Maag Library brings awareness to censorship and banned books

Maag Library highlights commonly banned books. Photo by Viktoria Paliakovich / The Jambar

By Jessica Stamp

Youngstown State University’s Maag Library is bringing awareness on banned books and censorship from Sept. 19-23 with Banned Books Week. 

According to the American Library Association, a ban or challenge is the removal of that material or an attempt to remove or restrict materials based upon the objections of a person or group. 

“In Oklahoma, a bill introduced in the State Senate that would prohibit public school libraries from keeping books on hand that focus on sexual activity, sexual identity or gender identity,” an article by the New York Times said.   

PEN America stated on its website, “state legislators are introducing — and in some cases passing — educational gag orders to censor teachers, proposals to track and monitor teachers, and mechanisms to facilitate book banning in school districts,” 

The library will display some of the most commonly banned books of this year while also having events like guessing the banned book, located on the main floor. 

To challenge students on their knowledge, banned-book bingo cards will be available to see how many banned books students have read. The banned-book bingo cards are located at the front desk and students who get a bingo can enter their name into a drawing to win a prize. 

Colleen Duchon, reference librarian for health and human services, wants students to be aware of what is happening to censored books and its effect on libraries. 

“It’s just to bring to light the aspect of censorship and libraries and making sure that people are aware of the challenges and essentially trying to take away collection in … any library that’s out there,” Duchon said. “There has been a large increase in banned books challenges that are going on nationally.” 

Duchon said it is important to support libraries so they can continue to share stories and ideas  people can benefit from. 
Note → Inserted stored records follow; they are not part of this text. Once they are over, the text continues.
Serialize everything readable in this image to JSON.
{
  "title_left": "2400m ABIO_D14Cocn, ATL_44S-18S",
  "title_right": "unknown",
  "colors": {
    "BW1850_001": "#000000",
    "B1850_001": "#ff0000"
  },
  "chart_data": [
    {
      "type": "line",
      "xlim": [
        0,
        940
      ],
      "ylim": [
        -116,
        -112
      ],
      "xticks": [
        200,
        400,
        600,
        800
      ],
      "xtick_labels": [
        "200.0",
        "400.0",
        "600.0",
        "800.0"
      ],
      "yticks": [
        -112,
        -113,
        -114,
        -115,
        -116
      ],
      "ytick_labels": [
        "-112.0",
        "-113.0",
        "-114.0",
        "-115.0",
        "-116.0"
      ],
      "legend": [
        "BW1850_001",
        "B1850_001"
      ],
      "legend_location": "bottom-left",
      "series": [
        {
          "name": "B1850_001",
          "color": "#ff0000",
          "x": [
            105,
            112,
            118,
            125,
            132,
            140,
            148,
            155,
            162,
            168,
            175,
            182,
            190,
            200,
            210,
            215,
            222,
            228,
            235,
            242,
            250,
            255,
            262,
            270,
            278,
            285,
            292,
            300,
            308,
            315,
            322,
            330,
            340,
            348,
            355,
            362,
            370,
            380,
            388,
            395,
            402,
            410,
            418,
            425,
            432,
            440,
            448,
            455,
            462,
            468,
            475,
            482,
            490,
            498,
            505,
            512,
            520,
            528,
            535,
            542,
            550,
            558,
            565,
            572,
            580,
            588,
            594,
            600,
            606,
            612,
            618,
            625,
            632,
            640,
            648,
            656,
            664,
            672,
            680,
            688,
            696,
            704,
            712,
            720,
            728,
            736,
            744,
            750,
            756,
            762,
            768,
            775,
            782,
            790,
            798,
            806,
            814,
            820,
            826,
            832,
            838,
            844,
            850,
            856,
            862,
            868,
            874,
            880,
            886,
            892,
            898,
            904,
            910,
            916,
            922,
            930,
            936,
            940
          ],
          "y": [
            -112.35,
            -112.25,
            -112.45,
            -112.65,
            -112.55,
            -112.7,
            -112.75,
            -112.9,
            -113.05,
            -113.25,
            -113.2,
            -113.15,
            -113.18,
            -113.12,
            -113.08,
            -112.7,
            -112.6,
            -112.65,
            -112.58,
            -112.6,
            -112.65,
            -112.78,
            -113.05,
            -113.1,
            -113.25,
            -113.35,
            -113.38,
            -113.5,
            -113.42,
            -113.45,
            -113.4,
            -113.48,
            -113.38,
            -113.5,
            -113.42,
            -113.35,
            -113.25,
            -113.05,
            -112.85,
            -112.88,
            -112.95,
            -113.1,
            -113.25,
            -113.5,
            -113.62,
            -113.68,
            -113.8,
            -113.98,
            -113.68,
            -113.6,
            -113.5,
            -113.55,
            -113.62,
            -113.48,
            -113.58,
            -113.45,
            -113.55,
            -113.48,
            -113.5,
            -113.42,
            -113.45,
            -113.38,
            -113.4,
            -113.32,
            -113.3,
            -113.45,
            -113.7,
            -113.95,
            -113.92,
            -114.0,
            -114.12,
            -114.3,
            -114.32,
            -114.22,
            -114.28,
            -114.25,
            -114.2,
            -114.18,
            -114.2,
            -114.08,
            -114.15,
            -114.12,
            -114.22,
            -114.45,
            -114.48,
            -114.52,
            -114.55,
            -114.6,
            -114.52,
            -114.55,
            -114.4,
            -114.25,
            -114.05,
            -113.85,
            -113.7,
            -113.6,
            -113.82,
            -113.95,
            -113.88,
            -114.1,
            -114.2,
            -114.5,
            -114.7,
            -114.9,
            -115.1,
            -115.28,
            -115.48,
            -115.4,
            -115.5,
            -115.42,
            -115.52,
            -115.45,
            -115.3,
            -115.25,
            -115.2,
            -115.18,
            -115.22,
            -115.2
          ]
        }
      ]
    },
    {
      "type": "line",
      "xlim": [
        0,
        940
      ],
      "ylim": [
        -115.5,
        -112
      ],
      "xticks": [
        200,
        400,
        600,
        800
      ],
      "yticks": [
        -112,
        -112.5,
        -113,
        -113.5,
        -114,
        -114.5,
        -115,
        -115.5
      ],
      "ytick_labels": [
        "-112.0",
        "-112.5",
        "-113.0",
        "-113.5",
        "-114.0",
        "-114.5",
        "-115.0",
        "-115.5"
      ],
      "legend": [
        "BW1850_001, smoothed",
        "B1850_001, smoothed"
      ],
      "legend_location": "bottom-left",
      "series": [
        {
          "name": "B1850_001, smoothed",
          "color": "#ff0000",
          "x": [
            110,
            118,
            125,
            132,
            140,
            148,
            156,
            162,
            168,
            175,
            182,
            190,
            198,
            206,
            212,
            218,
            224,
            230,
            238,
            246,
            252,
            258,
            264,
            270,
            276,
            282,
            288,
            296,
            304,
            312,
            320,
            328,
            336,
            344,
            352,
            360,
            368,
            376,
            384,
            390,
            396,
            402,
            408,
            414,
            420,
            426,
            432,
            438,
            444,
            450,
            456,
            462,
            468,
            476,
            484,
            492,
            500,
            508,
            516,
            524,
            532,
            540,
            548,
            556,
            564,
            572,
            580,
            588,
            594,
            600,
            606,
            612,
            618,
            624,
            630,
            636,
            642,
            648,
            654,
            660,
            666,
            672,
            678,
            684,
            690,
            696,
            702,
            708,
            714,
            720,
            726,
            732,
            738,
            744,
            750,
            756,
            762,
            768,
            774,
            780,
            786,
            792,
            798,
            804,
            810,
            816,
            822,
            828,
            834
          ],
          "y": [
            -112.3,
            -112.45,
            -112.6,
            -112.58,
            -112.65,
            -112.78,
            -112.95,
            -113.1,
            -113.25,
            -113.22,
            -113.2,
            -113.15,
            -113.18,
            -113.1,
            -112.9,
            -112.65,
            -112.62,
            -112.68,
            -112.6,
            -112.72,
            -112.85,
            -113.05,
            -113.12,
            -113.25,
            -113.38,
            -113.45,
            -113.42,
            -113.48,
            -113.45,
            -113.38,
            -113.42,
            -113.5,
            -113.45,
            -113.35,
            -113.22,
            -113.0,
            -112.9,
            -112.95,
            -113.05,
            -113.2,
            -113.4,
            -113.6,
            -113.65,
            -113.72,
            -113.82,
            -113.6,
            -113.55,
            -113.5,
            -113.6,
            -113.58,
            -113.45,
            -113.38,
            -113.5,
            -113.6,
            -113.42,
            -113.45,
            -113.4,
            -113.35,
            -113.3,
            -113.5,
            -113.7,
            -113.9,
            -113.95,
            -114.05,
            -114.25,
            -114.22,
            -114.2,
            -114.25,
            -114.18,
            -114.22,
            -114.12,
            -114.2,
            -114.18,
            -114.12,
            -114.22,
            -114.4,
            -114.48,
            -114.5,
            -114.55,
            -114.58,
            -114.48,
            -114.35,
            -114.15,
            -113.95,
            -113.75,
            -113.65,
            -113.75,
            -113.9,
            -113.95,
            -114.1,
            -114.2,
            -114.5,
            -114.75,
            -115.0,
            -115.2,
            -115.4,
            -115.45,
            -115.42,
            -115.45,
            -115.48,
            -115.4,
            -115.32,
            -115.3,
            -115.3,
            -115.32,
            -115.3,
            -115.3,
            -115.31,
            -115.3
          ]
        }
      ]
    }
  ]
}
“Everybody has a story and everybody should be able to read that story and to see themselves in the world,” Duchon said. “You take that away, you’re not taking away that person, you’re just taking away their validity and you’re taking away their feeling of being present in literature.” 

Duchon said she likes to describe banned books by comparing them to a restaurant and if there is an item on the menu an individual doesn’t like, that individual can’t tell the restaurant not to serve it anymore. The individual can either not go to that particular restaurant anymore or choose a different item on the menu. 

“You can’t completely take away what other people want just because you don’t like it. It’s not your responsibility to control a collection for the rest of the community just because you feel like it’s inappropriate,” Duchon said.

Duchon said she encourages students to get involved with their library and to let those in the community know the library is constantly promoting freedom of information.